Müslümanlar arasında ilimleri sınıflandırma girişimleri daha üçüncü/dokuzuncu yüz yılda Kindî ile başlamış, o tarihten itibaren artarak sürmüştür. Farâbî, İbn Sina, İhvan-ı Safa, Gazalî, Razî, İbn Hâldun başta olmak üzere, bir çok ilim adamı eserlerinde, ilimleri sınıflandırmaya yer vermişlerdir. Çeşitli ilimler geliştikçe, ilimlerin sınıflandırılması ve ilimlerin tek tek tanımlanması için ayrıca eserler yazma geleneği de hız kazanmıştır. Razî, daha altınca asırda, altmış ilmi ele alarak tanımlamıştır. Daha sonra Taşköprüzade'nin Miftahu's- saade ve Misbahu's- Siyade'si (ki, oğlu Kemaleddin Efendi tarafından, Mevzuâtu'l- ‘Ulûm adıyla tercüme edilmiştir), Katip Çelebî'nin Keşfu'z- Zunûn'u ve İbn Hâldun'un Mukaddimesi ile ilimlerin tanım ve sınıflandırılması âdeta zirveleşmiştir. Yapılan ilk sınıflandırmalarda bulunmasa bile, çok geçmeden Tasavvufun da bir İslamî ilim olduğu belirtilmiştir. Nitekim hicrî beşinci asırda yaşayan Gazalî, Munkiz'inde bu ilim ve metodundan övücü bir şekilde söz eder.5

Tasavvuf ilmi, yapısı gereği uzun süre gizli kalmış, ayrıca ilk dönemlerde, nisbeten fıkıh içinde veya ahlak ve zühd adıyla ele alınmıştır. Bundan ötürü, yapılan ilk ilim tasniflerinde tasavvuf adıyla şayet yer almamışsa, bu durum garipsenmemelidir.

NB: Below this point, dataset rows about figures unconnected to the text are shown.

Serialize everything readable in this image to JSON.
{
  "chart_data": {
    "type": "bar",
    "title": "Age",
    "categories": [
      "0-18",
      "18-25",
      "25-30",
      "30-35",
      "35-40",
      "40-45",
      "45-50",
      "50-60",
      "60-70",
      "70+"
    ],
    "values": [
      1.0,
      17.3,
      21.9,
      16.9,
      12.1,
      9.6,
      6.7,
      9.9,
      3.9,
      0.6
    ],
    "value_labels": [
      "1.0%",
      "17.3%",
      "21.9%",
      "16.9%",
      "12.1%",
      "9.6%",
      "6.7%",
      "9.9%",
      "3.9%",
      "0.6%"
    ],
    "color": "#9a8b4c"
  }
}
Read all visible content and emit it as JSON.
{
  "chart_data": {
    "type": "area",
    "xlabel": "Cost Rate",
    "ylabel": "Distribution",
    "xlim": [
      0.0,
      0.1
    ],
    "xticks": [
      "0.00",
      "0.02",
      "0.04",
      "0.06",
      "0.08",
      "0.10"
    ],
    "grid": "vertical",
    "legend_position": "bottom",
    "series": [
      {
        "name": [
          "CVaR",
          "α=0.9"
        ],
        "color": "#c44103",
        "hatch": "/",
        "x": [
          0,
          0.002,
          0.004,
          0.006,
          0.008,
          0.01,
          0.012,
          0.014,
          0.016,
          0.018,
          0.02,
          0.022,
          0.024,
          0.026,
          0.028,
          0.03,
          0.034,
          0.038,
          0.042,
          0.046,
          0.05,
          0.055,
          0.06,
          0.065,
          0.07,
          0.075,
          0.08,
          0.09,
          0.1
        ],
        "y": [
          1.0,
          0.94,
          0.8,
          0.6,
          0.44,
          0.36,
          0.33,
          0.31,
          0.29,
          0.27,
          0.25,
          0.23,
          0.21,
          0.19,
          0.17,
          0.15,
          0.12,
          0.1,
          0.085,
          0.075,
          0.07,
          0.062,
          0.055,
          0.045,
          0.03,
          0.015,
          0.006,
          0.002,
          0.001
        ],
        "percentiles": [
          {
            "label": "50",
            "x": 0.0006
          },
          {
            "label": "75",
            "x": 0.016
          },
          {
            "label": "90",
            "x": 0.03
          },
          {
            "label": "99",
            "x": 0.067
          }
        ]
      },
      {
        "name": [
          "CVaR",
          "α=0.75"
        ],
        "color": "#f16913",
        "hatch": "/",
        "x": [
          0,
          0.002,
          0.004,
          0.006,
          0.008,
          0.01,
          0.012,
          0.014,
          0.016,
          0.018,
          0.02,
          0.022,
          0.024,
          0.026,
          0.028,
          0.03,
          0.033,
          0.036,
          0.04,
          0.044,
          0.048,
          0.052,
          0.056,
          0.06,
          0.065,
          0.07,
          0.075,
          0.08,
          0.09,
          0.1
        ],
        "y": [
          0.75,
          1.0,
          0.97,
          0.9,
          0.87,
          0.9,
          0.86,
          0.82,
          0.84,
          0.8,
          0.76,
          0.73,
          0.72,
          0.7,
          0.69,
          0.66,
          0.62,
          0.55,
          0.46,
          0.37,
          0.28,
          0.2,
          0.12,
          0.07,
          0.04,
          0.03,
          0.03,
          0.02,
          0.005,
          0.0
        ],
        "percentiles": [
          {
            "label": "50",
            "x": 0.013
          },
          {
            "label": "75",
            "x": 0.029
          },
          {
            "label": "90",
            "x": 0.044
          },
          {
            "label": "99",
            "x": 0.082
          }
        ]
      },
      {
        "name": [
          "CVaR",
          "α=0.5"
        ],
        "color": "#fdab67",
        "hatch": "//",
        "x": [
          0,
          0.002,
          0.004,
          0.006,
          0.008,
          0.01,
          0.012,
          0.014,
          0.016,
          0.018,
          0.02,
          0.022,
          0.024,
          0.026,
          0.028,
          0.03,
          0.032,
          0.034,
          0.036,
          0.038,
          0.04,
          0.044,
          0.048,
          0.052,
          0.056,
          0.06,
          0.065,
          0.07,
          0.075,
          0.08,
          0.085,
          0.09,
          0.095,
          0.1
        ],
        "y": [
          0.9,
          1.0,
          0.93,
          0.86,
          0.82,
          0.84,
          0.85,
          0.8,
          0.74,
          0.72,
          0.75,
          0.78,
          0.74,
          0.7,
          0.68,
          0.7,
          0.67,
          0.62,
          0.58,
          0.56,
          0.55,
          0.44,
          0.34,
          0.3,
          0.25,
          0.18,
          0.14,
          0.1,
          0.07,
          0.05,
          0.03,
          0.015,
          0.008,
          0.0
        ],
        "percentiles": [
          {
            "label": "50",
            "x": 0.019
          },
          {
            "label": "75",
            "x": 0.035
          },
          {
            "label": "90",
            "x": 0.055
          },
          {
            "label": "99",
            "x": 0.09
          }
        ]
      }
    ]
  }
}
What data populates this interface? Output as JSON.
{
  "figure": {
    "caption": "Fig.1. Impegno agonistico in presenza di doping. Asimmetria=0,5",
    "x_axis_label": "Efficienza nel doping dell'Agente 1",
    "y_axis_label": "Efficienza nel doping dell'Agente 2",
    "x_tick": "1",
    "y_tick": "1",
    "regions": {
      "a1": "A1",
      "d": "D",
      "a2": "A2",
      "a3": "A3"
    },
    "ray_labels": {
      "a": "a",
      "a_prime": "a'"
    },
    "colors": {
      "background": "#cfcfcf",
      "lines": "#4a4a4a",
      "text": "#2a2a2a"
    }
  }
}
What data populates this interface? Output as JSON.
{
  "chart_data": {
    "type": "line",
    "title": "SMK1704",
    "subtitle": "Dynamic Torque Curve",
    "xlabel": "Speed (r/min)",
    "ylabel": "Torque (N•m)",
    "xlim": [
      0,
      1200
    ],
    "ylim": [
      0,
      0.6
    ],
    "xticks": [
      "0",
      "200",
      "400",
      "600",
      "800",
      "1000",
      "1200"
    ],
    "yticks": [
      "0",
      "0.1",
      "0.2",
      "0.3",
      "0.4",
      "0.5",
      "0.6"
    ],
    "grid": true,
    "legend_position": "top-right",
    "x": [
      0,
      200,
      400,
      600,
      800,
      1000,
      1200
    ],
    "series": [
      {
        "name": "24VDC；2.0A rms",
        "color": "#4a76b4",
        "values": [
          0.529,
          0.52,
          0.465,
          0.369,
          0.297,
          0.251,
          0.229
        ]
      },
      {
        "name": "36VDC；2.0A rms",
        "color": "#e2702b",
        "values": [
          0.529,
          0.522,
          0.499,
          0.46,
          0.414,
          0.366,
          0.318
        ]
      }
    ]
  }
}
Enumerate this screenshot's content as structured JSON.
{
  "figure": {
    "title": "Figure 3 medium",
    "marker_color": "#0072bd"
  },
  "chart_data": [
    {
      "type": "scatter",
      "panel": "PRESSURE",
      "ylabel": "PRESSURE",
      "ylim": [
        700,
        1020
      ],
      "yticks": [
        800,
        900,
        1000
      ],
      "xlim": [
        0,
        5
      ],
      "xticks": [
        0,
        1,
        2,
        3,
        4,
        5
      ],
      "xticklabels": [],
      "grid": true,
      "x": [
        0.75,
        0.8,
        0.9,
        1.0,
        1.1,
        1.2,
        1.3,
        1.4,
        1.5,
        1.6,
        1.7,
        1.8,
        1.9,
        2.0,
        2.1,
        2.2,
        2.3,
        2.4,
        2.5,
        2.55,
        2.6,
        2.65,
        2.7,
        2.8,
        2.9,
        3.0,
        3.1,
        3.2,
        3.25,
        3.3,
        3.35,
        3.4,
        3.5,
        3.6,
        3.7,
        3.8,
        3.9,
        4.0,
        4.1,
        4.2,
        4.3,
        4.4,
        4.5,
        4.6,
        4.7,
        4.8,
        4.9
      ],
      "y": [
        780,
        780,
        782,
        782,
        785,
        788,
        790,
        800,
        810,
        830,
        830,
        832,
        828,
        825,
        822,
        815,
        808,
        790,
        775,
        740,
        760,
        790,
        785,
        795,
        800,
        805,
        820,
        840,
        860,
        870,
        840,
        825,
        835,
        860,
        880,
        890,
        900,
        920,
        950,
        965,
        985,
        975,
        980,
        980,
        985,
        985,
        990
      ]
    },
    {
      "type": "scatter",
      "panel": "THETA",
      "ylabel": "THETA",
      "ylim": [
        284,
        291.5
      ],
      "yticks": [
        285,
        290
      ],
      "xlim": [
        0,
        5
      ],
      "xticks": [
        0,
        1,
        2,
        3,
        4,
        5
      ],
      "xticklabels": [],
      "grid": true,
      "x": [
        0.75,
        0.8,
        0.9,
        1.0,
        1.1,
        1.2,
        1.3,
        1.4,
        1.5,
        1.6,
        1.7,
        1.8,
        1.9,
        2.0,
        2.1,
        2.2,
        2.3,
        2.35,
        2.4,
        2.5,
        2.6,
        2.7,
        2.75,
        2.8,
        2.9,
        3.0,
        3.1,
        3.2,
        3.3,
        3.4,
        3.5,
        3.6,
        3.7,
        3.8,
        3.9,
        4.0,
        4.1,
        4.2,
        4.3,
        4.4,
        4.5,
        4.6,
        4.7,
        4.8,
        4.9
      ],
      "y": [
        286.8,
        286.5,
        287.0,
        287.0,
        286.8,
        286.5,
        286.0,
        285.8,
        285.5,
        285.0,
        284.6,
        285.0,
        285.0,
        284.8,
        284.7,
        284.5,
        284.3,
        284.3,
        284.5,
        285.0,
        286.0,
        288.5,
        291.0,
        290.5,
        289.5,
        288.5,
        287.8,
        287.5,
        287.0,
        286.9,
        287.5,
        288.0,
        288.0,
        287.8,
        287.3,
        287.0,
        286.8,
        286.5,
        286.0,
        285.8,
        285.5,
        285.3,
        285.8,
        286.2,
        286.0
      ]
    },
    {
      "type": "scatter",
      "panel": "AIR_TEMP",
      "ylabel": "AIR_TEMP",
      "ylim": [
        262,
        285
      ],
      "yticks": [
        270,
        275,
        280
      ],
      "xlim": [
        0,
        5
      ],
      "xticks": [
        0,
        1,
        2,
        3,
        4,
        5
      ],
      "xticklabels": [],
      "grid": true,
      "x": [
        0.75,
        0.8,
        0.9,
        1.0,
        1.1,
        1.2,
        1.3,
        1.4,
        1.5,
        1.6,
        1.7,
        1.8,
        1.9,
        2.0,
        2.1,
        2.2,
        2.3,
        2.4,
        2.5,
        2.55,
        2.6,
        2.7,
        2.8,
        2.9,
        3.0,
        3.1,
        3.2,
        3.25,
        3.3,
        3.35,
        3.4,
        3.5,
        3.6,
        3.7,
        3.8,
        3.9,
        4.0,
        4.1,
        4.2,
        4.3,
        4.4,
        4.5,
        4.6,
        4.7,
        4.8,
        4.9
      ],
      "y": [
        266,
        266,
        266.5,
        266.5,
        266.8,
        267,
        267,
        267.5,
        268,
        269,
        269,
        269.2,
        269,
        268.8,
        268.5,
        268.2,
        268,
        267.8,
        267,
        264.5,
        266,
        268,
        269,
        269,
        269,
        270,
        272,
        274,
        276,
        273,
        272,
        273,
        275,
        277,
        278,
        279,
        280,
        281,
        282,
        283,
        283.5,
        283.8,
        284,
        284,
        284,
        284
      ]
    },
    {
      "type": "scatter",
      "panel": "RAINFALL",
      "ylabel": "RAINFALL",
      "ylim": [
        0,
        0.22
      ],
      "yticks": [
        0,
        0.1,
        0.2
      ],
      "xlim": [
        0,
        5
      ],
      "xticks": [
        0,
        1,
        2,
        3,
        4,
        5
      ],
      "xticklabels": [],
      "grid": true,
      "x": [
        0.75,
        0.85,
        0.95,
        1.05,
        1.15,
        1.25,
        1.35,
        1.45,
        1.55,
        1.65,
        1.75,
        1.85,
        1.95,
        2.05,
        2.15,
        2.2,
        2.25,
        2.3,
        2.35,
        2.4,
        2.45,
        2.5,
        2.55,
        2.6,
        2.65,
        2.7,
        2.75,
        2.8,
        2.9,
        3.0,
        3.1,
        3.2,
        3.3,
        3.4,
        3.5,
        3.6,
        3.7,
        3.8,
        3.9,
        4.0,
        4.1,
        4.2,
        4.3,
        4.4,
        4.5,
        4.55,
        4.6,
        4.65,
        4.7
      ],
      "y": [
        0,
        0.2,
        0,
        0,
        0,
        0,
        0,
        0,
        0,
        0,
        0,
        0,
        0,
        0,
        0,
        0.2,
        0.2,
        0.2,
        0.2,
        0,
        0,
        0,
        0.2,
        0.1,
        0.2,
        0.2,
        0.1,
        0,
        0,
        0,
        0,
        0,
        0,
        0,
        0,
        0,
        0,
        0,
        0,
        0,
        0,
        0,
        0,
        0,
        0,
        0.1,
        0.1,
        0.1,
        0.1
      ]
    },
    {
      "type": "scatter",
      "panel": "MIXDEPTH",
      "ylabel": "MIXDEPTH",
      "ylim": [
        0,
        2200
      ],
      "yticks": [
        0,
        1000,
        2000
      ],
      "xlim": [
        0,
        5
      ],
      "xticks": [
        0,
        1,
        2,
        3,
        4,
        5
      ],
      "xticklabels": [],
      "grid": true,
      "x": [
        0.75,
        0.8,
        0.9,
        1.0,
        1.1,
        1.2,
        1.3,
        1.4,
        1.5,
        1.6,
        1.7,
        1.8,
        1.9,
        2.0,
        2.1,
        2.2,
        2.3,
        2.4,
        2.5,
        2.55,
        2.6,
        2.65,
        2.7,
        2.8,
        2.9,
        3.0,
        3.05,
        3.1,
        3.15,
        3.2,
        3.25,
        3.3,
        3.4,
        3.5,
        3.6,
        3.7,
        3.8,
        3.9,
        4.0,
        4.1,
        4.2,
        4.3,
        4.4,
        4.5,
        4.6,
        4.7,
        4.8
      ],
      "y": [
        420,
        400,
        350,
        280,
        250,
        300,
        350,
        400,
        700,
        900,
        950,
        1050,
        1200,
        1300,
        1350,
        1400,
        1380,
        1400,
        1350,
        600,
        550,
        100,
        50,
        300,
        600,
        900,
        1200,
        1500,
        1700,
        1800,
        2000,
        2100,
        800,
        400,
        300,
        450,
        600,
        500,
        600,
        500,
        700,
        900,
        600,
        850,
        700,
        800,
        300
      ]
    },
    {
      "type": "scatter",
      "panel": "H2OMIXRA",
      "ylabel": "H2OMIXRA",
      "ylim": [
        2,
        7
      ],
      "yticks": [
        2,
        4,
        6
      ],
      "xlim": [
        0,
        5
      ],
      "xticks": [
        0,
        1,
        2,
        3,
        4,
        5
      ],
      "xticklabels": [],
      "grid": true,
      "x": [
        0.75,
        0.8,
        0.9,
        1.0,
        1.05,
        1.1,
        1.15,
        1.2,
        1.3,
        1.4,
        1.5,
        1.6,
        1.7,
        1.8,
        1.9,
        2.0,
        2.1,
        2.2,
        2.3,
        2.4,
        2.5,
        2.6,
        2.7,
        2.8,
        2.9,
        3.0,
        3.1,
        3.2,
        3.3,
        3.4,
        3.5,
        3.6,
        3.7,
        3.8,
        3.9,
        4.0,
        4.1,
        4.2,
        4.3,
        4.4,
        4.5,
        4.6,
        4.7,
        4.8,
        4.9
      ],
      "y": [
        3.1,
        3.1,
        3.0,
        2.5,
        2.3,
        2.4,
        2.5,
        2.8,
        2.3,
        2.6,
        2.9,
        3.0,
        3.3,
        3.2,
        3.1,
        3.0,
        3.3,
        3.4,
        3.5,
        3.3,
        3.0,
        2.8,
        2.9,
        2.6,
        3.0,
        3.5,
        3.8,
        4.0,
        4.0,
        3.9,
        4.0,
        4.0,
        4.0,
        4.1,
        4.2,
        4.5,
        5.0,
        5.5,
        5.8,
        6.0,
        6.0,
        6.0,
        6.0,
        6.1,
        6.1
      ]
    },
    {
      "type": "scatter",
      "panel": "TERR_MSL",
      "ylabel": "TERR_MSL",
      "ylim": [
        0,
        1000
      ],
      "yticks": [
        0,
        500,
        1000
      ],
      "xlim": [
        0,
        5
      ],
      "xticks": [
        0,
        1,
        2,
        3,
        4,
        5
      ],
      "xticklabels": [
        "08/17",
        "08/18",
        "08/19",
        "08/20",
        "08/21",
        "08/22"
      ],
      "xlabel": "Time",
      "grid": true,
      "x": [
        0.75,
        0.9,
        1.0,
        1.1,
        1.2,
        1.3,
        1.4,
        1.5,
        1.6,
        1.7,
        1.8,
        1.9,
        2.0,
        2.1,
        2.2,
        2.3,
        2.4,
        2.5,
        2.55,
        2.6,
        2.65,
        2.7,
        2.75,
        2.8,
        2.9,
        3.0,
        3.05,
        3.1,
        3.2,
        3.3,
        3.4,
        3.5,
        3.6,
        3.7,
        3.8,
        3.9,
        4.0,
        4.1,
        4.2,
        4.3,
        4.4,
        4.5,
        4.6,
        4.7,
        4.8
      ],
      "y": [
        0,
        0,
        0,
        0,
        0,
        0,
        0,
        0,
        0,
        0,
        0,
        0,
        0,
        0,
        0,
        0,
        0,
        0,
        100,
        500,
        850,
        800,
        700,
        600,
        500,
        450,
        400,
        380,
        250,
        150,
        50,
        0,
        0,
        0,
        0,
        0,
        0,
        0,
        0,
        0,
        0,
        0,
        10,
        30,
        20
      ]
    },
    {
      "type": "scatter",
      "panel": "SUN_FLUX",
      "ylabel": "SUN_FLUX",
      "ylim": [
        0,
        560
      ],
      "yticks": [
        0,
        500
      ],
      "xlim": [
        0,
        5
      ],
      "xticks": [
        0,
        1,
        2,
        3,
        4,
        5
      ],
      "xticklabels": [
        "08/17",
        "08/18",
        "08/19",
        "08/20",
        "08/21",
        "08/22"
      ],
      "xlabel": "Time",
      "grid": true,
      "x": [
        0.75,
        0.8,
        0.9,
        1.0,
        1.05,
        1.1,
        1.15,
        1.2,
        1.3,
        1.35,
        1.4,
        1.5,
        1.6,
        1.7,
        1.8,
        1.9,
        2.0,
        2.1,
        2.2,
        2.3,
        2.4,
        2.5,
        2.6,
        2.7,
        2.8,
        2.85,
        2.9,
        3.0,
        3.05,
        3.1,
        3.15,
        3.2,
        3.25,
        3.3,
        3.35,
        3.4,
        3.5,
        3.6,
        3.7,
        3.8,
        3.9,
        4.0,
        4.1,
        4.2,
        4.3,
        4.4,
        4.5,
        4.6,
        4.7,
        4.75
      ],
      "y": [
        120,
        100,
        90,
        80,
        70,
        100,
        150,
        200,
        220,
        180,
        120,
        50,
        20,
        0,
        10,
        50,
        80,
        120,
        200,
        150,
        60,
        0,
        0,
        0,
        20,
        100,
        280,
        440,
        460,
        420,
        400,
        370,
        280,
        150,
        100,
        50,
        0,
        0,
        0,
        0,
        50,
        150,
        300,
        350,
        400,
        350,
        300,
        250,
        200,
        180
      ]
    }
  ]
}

İslâmî İlimlerin Ortaya Çıkışı

Bilindiği gibi, İslam'ın ilk dönemlerinde şer'î hükümler nesilden nesile aktarılarak öğreniliyordu. Bu noktada itikad, ibadet ve muamelat arasında fark yoktu. Ancak çok geçmeden Müslümanlar dinî konuları tartışmaya ve ilim hâlinde öğretmeye başladılar. İlmî usûllere göre araştırmalar yapıp bunları kitaplara geçirdiler. İlk ele alınan konular şer'î meseleler yani fıkıh ilminin konusu olan hususlar oldu.6 Öyle ki, bir çok Müslüman bu ilimle uğraşmayı en önemli dinî vecibelerden saymaya başladı. Bu yaklaşım tarzı, neticede içtihadın zirveleşmesinin başlıca nedeni oldu. Fıkıh kavramının ilk dönemlerde, kelam ve ilahiyat konularını da kapsayacak bir anlamda kullanıldığını unutmamak gerekir. Nitekim İmam-ı Azamın el-Fıkhu’l-Ekber adlı eseri itikadî konuları işlemektedir.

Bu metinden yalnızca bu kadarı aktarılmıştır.